Tirer des leçons du passé

D'autres facteurs permettent d’expliquer les succès actuels. Les différentes parties au conflit peuvent en effet s’appuyer sur les expériences précédentes, comme le note Carlos Ruiz Massieu, représentant spécial du secrétaire général et chef de la mission de vérification en Colombie. Il est notamment chargé de vérifier l’implémentation du cessez-le-feu.

"Cela ne fait aucun doute que l’expérience des Farc de 2016, mais aussi le précédent cessez-le-feu de 2017 avec l’ELN, nous permettent de tirer des leçons. Certaines sont positives, d’autres sont à corriger. Donc cette fois, nous allons tenter de mettre en place ce que nous avons appris dans le passé.

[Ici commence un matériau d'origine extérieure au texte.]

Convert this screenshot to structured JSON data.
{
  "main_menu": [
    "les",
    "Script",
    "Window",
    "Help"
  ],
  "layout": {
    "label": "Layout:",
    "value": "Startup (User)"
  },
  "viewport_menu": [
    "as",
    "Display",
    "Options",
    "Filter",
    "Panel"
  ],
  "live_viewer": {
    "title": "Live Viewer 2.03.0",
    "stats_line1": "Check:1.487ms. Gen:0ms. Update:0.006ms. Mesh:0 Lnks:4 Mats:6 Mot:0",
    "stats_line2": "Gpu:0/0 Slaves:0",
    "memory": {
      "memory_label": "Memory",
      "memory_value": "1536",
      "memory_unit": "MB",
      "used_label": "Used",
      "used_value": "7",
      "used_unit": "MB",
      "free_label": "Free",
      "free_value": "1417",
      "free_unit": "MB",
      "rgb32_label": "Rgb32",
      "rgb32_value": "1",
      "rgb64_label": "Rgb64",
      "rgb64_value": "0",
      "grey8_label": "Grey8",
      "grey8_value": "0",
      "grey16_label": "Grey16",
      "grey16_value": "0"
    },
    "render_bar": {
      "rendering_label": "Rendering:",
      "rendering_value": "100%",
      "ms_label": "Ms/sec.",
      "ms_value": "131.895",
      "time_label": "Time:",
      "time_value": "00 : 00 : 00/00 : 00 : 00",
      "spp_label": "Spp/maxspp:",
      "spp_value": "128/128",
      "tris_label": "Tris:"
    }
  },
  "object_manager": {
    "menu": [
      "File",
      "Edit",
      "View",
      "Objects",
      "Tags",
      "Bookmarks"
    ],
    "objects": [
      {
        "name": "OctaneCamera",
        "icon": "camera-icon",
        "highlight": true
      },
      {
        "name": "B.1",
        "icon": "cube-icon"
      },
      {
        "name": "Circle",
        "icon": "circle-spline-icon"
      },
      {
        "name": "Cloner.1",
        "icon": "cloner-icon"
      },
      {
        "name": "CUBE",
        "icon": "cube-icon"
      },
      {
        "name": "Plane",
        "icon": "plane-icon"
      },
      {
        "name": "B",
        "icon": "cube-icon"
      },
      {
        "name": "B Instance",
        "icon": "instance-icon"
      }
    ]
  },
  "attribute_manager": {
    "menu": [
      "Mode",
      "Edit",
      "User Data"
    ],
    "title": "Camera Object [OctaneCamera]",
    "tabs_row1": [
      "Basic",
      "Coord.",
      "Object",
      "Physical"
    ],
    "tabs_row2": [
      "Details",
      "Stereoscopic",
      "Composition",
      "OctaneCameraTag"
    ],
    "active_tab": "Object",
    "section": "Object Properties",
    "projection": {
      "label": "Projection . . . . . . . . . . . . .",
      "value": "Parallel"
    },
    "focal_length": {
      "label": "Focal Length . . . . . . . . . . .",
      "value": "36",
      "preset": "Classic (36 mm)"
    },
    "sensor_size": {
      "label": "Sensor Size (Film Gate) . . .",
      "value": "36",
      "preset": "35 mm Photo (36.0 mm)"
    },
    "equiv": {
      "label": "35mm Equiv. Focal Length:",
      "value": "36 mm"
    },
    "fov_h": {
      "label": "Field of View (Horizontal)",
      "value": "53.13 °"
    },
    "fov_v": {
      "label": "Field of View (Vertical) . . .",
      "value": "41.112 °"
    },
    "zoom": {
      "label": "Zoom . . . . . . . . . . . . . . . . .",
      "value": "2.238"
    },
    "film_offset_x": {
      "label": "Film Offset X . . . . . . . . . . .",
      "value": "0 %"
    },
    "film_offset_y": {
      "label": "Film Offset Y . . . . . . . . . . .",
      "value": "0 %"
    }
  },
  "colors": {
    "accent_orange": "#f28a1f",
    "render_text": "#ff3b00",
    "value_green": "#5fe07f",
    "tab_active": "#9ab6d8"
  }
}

Par exemple, ne pas se contenter d’avoir des mécanismes de contrôle au niveau national, mais également au niveau régional et local, car on peut résoudre les problèmes plus rapidement lorsqu’on le fait depuis le terrain."

Projet de "paix totale" lancé

Le gouvernement est d'ailleurs engagé dans un processus qu’il a appelé "paix totale", visant à démobiliser tous les groupes armés simultanément, y compris les groupes narcotrafiquants, ainsi que les dissidences des Farc qui ne se sont pas démobilisées. Ce projet suscite l’enthousiasme de la communauté internationale, même si, à ce jour, c’est le processus avec l’ELN qui est le plus avancé.

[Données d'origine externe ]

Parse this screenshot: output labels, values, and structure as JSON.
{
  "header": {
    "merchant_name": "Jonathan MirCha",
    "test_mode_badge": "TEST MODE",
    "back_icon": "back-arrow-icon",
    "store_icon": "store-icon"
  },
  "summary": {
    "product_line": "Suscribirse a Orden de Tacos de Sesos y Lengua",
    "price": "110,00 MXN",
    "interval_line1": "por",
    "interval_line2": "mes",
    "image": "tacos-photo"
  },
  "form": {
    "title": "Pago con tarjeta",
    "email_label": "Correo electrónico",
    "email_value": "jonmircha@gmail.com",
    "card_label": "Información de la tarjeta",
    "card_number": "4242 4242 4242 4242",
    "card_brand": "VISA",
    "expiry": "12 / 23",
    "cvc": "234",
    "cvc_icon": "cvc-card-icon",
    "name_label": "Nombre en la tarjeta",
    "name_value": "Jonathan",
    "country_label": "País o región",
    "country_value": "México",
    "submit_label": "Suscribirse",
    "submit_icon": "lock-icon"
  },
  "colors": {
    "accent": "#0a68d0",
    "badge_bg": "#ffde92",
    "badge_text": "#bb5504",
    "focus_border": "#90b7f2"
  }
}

Délégué du gouvernement dans ces négociations, Rodrigo Otero Garcia est aussi optimiste. "Nous avons des signes de très bonne volonté de toutes les parties, d’abord de la délégation de l’ELN, mais aussi de la communauté internationale qui a confirmé une fois de plus sa confiance dans le processus, ainsi que sa volonté de l’appuyer techniquement, politiquement et financièrement. Et enfin, nous avons le mandat du Conseil de sécurité des Nations unies, qui a réitéré son rôle dans le contrôle du cessez-le-feu et dans l’accompagnement du processus."

Le contexte est donc favorable pour que ces pourparlers aboutissent. Mais l’histoire de la Colombie a montré qu’il suffisait d’un rien pour mettre à terre tous les efforts en faveur de la paix.